Les institutions mentionnées à l’article L. 3253-14 du code du travail sont soumises aux dispositions du présent article pour les sommes qu’elles ont avancées et qui leur sont remboursées dans les conditions prévues pour les créances nées antérieurement au jugement ouvrant la procédure.

Les créances nées régulièrement après le jugement d’ouverture, autres que celles mentionnées au I de l’article L. 622-17 sont soumises aux dispositions du présent article. Les délais courent à compter de la date d’exigibilité de la créance. Toutefois, les créanciers dont les créances résultent d’un contrat à exécution successive déclarent l’intégralité des sommes qui leur sont dues dans des conditions prévues par décret en Conseil d’Etat.

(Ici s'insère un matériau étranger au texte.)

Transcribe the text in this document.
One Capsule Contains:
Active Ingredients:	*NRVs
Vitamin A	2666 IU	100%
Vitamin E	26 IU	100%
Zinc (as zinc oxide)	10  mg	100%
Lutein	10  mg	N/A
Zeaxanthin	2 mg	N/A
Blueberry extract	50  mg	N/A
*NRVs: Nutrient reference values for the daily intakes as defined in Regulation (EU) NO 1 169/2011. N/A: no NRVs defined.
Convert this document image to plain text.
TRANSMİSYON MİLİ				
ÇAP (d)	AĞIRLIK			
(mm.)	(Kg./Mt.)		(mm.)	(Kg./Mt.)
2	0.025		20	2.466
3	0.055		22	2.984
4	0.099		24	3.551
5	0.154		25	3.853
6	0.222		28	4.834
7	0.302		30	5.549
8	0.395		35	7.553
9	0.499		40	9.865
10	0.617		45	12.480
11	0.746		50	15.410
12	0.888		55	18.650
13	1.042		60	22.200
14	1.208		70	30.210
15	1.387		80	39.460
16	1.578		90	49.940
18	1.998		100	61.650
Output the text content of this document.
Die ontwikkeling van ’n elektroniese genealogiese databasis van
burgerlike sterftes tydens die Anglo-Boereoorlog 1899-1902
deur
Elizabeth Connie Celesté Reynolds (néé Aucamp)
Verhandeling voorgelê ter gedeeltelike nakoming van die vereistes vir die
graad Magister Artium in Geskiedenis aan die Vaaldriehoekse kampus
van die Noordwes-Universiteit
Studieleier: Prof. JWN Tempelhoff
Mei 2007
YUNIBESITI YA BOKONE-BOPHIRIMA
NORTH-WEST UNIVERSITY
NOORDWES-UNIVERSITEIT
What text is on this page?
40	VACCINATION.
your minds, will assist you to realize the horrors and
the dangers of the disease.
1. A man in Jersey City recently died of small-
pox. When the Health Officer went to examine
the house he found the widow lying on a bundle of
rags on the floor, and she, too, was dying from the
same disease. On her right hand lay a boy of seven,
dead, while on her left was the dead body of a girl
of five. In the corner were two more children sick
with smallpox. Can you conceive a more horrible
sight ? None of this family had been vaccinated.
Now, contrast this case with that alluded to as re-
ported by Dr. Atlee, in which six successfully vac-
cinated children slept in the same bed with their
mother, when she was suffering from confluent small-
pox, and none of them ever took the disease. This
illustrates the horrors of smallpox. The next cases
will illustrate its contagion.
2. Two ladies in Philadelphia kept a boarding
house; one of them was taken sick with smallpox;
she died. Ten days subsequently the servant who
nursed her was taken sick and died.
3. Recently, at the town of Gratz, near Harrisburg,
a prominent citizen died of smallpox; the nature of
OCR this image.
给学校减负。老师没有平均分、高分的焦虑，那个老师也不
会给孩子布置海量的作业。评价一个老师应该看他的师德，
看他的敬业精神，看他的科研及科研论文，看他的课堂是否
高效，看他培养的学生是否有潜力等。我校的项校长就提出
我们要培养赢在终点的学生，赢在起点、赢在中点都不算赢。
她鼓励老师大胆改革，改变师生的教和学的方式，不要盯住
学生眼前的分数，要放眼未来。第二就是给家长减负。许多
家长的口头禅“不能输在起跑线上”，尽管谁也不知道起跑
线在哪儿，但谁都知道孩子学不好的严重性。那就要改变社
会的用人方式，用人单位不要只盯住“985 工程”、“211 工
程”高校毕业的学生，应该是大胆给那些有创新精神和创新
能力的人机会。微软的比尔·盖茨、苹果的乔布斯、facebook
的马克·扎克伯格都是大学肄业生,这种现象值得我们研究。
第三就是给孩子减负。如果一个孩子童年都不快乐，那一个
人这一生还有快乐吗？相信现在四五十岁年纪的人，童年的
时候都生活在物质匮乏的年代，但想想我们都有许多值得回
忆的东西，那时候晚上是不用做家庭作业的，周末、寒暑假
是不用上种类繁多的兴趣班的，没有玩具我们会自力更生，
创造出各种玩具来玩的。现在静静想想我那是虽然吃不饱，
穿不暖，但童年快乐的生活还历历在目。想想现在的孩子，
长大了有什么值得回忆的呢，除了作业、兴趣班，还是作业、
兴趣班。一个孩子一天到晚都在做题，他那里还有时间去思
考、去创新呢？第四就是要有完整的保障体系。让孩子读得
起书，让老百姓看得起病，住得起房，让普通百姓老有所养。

Le délai de déclaration, par une partie civile, des créances nées d’une infraction pénale court dans les conditions prévues au premier alinéa ou à compter de la date de la décision définitive qui en fixe le montant, lorsque cette décision intervient après la publication du jugement d’ouverture.

Les créances alimentaires ne sont pas soumises aux dispositions du présent article.

Article 1353 du Code civil En vigueur

Celui qui réclame l’exécution d’une obligation doit la prouver.

Réciproquement, celui qui se prétend libéré doit justifier le paiement ou le fait qui a produit l’extinction de son obligation.